Pertarungan ketat soal pembatasan rokok tergambarkan jelas dalam ikhtiar almarhumah Menteri Kesehatan Endang Rahayu Sedyaningsih yang hingga akhir hayat beliau berpegang teguh atas perlunya pengaturan yang jauh lebih ketat dalam bisnis rokok. Upaya yang diteruskan dengan tidak kalah gigih oleh menteri kesehatan yang sekarang dan banyak tokoh yang melihat alangkah berbahayanya kecanduan rokok. Pertarungan itu akan terus ketat, hangat, dan tidak jarang ajaib.
Seajaib dengan pernah hilangnya norma-norma yang membatasi rokok di dalam UU Kesehatan.

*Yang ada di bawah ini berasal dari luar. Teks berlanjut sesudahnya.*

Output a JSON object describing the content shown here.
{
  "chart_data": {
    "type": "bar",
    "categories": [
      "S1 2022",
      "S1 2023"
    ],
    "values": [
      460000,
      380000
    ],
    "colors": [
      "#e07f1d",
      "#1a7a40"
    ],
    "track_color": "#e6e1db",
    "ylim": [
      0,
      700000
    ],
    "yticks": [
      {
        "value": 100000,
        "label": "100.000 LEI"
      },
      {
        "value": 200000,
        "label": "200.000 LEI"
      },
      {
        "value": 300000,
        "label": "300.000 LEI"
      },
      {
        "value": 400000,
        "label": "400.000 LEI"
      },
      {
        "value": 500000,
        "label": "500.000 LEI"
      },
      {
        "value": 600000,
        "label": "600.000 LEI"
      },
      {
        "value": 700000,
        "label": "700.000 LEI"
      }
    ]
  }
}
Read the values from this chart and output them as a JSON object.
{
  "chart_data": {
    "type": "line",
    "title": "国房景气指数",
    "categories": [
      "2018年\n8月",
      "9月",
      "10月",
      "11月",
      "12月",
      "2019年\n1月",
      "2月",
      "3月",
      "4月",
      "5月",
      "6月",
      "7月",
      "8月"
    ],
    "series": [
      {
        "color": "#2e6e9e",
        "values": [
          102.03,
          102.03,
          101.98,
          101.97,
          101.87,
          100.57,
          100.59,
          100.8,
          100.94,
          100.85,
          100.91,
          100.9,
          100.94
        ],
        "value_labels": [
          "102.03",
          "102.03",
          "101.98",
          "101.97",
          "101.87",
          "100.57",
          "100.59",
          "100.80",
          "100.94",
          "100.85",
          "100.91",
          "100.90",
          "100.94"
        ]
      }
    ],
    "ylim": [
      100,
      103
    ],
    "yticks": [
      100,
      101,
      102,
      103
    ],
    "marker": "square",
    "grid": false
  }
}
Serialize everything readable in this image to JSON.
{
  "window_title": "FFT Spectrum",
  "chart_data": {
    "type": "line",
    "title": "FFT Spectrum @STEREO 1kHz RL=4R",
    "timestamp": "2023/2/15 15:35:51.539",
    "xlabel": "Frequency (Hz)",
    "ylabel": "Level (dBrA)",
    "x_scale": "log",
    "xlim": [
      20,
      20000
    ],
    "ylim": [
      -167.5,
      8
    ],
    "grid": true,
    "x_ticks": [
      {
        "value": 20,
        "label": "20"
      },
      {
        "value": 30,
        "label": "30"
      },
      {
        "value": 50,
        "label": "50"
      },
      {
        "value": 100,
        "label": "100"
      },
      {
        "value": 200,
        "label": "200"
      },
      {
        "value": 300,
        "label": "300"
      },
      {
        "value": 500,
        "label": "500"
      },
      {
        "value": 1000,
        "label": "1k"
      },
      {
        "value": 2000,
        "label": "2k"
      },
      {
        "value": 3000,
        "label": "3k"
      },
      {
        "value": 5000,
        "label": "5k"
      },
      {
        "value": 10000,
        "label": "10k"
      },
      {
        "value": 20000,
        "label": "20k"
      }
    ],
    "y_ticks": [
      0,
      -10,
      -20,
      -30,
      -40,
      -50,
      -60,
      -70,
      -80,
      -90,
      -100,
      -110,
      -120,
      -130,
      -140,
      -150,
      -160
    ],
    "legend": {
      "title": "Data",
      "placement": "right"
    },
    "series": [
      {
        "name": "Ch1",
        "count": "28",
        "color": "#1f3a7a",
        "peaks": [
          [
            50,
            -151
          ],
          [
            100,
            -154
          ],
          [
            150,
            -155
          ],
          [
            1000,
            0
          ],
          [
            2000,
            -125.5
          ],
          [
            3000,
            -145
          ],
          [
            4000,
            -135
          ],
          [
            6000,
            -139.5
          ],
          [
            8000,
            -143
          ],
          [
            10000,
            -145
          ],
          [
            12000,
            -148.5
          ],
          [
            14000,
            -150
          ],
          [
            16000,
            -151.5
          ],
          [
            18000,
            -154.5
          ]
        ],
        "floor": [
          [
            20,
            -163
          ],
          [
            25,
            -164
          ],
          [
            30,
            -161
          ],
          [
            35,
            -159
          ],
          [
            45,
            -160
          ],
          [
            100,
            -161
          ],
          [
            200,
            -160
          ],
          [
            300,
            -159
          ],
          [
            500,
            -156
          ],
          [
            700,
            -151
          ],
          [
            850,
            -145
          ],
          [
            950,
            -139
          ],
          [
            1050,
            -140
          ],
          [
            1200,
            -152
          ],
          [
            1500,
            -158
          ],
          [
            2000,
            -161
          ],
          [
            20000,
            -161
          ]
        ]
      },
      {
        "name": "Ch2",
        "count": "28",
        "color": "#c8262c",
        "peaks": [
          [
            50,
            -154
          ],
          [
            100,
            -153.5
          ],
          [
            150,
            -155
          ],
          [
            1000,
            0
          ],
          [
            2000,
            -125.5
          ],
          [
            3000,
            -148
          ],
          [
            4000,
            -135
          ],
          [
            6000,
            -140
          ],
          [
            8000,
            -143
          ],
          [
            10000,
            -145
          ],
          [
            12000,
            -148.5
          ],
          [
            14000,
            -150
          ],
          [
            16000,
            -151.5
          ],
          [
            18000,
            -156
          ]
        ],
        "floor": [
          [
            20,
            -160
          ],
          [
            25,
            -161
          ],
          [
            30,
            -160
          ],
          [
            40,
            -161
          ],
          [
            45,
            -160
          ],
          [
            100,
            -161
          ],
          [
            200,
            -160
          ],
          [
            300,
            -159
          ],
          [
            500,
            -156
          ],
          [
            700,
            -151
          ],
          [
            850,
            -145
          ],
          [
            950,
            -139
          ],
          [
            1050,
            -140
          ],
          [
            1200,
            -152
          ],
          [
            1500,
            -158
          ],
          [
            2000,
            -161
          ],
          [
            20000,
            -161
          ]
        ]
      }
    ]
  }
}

Maka, dalam 477 hari waktu kami yang tersisa, menjelang 20 Oktober 2014, perjuangan untuk melahirkan aturan soal rokok yang bermanfaat bagi bangsa ini akan menjadi pertaruhan yang sangat penting. Kalau ini diibaratkan sebagai pertarungan, kalah sudah jelas bukan pilihan. Saya ingat kata-kata Bung Imam Prasodjo, tanpa bermaksud mengecilkan bahaya narkoba tentunya, dia mengatakan rokok sudah merambah banyak sekali warga kita, termasuk anak-anak di bawah umur yang kecanduan.
Daya rusaknya tentu juga sangat mengkhawatirkan. Isu kedua disampaikan dengan penuh semangat oleh pakar dan guru besar ilmu hukum, soal pentingnya membangun infrastruktur rule of ethics. Saya sangat setuju. Rule of law kita sudah jauh lebih baik dibandingkan pra-Reformasi 1998, tetapi rule of ethics masih perlu banyak pembenahan. Maka, mindset dan budaya taat etika juga harus ditegakkan, bukan hanya taat hukum.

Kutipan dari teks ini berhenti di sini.